Under these conditions, with contending armies standing in the open, less than 500 yards (300 metres) apart, the use of camouflage or low-visibility uniforms becomes irrelevant. Instead, it was the function of the uniform to make the wearer look taller, broader, and more imposing to the enemy. There was also the fact that the repeated firing of the weapons produced a dense cloud of grey-white smoke that, in the absence of a breeze, could thicken to the point where visibility was reduced to a few yards, creating the oft-referred to “fog of war” that bedeviled many commanders during the course of an engagement. Under these circumstances it was vital, in those days without radio or electronic communication, for senior officers to be able to correctly identify distant troop movements and maintain control of their own formations as a battle progressed.

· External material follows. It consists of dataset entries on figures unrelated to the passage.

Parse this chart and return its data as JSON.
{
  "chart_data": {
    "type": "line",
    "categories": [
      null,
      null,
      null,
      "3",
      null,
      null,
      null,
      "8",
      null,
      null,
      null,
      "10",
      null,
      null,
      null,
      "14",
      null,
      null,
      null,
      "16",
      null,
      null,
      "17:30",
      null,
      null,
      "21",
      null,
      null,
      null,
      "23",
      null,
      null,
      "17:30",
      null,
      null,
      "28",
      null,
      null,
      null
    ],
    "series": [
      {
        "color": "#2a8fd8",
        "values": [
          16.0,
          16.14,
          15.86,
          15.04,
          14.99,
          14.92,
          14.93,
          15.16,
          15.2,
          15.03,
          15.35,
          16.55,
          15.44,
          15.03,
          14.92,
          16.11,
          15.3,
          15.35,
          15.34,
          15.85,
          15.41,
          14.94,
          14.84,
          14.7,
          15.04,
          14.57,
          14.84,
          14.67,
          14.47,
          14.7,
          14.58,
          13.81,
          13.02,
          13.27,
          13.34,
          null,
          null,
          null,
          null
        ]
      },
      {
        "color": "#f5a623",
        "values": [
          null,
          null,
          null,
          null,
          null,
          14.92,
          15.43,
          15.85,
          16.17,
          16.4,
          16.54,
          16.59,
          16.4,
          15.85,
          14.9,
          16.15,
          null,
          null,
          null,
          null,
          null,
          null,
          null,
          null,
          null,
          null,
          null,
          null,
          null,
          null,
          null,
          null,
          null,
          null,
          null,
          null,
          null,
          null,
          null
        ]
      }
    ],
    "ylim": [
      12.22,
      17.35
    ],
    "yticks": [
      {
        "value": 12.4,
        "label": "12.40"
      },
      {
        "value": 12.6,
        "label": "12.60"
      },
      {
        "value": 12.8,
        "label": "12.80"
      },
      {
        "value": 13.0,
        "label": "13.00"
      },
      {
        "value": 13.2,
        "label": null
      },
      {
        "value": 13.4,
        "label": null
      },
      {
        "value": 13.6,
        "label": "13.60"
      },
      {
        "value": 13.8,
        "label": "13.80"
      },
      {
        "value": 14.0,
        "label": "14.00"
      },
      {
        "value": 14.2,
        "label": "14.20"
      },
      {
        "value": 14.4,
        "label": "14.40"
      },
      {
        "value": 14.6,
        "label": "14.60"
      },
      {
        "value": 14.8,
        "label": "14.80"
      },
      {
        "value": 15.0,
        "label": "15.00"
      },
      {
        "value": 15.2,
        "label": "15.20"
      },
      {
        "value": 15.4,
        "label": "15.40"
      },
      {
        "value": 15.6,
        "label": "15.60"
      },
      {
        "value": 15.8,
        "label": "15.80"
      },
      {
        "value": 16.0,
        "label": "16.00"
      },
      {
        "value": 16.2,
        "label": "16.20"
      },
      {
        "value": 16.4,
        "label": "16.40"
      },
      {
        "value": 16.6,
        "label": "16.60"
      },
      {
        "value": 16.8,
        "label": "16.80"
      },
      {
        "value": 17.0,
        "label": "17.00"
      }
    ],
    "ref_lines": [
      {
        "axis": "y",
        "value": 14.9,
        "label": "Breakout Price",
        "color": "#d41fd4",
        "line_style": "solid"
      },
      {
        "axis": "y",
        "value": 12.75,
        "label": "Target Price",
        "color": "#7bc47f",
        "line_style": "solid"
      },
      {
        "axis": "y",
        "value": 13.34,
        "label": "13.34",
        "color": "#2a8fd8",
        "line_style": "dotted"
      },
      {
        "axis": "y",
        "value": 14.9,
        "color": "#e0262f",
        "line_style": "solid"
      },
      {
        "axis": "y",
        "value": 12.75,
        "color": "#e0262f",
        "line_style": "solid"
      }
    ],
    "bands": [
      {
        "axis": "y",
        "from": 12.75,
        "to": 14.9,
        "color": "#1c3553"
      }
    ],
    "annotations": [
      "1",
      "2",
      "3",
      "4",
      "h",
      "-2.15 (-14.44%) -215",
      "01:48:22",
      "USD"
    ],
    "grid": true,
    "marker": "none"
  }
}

As a result, the use of distinct “National” styles and highly visible colours of uniforms provided a vital means of identification and control in the chaos of a battlefield. Likewise, the addition of highly visible regimental colours (flags), served on the one hand as a valuable rallying point for its soldiers and an indication of where a regiment’s commander and senior officers would generally be located, while on the other as a perfect point-of-aim for the enemy’s fire.